USP24 stabilizes GSDMB to promote STAT3 phosphorylation in bladder cancer cells
Given that USP24 promoted the expression of the GSDMB protein levels rather than that of the mRNA levels in bladder cancer cells, we hypothesized that USP24 may regulate the stability of GSDMB through the ubiquitinated proteasome pathway. We have shown that knocking down USP24 using shUSP24 or USP24 inhibitor EOAI3402143 could reduce the protein expression of GSDMB, but the process was inhibited by proteasome inhibitor MG132 (Fig. 6A, B, E, F). Moreover, the protein half-life of GSDMB was significantly decreased when USP24 was knocked out or inhibited, while overexpression of USP24 showed the opposite effect (Fig. 6C, G). The proteasome recognized and degraded ubiquitinated proteins 24. We proved that knocking down or inhibiting USP24 increased the polyubiquitination of GSDMB, but overexpressing USP24 decreased the polyubiquitination of GSDMB in bladder cancer cells (Fig. 6D, H). These data suggest that USP24 promoted the stability of the GSDMB protein in bladder cancer by deubiquitinating GSDMB.

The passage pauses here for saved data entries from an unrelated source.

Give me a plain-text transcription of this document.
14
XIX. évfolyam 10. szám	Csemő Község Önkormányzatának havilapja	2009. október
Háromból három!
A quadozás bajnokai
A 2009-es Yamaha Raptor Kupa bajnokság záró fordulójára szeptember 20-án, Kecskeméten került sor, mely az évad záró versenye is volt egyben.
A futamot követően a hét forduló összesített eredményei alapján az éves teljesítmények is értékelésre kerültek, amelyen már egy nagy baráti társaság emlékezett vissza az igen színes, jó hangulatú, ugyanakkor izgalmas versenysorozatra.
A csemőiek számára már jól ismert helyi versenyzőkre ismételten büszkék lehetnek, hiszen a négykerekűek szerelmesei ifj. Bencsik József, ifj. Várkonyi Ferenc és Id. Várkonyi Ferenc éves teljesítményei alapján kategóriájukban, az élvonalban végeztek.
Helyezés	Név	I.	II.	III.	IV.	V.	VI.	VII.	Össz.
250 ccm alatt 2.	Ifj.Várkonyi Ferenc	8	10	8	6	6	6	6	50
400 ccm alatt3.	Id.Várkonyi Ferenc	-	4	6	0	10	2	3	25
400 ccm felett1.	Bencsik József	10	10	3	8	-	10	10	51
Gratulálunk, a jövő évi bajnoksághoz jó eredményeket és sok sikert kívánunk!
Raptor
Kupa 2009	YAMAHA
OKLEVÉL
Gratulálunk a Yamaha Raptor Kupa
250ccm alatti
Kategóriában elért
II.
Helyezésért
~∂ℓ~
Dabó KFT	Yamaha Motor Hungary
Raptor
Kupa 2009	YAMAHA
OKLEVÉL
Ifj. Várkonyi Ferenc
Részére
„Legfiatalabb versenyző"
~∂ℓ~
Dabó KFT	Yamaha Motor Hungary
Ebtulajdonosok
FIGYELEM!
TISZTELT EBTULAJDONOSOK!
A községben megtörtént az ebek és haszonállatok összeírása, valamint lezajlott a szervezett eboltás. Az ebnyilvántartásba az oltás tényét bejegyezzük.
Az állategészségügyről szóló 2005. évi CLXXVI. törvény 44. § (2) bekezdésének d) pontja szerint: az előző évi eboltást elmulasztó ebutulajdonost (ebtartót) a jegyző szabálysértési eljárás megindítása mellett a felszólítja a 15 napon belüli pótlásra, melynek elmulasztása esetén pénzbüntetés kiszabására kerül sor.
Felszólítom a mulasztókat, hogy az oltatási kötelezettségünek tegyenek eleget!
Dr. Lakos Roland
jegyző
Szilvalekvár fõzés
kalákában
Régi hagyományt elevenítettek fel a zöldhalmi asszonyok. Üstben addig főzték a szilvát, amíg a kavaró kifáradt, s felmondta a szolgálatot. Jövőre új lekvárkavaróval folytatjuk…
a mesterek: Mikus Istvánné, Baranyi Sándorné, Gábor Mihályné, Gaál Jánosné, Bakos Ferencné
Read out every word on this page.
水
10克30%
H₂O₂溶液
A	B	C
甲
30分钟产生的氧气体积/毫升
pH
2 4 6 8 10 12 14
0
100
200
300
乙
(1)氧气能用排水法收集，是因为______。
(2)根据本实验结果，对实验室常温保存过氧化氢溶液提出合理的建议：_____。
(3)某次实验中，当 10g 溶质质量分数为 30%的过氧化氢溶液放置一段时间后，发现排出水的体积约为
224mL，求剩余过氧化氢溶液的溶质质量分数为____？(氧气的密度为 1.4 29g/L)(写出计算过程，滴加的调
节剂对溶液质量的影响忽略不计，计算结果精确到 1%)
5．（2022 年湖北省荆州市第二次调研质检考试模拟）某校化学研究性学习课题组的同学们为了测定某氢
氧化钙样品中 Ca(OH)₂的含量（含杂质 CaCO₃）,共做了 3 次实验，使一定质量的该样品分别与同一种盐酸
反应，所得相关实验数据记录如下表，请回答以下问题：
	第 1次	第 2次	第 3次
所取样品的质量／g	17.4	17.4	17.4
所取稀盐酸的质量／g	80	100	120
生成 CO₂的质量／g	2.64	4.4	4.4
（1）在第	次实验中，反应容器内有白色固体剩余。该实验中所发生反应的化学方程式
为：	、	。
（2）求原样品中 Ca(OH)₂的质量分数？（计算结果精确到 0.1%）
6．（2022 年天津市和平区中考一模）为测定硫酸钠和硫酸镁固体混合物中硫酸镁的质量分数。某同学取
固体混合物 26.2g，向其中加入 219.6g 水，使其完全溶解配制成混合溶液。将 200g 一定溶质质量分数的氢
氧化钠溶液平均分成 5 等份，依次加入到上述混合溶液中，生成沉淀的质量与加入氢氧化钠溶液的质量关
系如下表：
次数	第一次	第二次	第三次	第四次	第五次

Moreover, after USP24 was inhibited or overexpressed, the expression level of p-STAT3 Y705 also decreased or increased, respectively (Fig. 6I–K). This raised the question if USP24 regulates the activation of the STAT3 signaling pathway through GSDMB. To verify this hypothesis, we knocked down the expression of GSDMB while knocking down or suppressing the expression of USP24. The results showed that the p-STAT3 Y705 protein level remained stable, while it decreased when GSDMB was knocked down alone (Fig. 6I, J). Similarly, overexpressing USP24 after knocking down GSDMB also resulted in a constant p-STAT3 Y705 protein level (Fig. 6K). Therefore, the USP24–GSDMB pathway axis played a key role in modulating the phosphorylation of STAT3. In conclusion, USP24 stabilizes GSDMB to promote STAT3 phosphorylation in bladder cancer cells (Fig. 6L).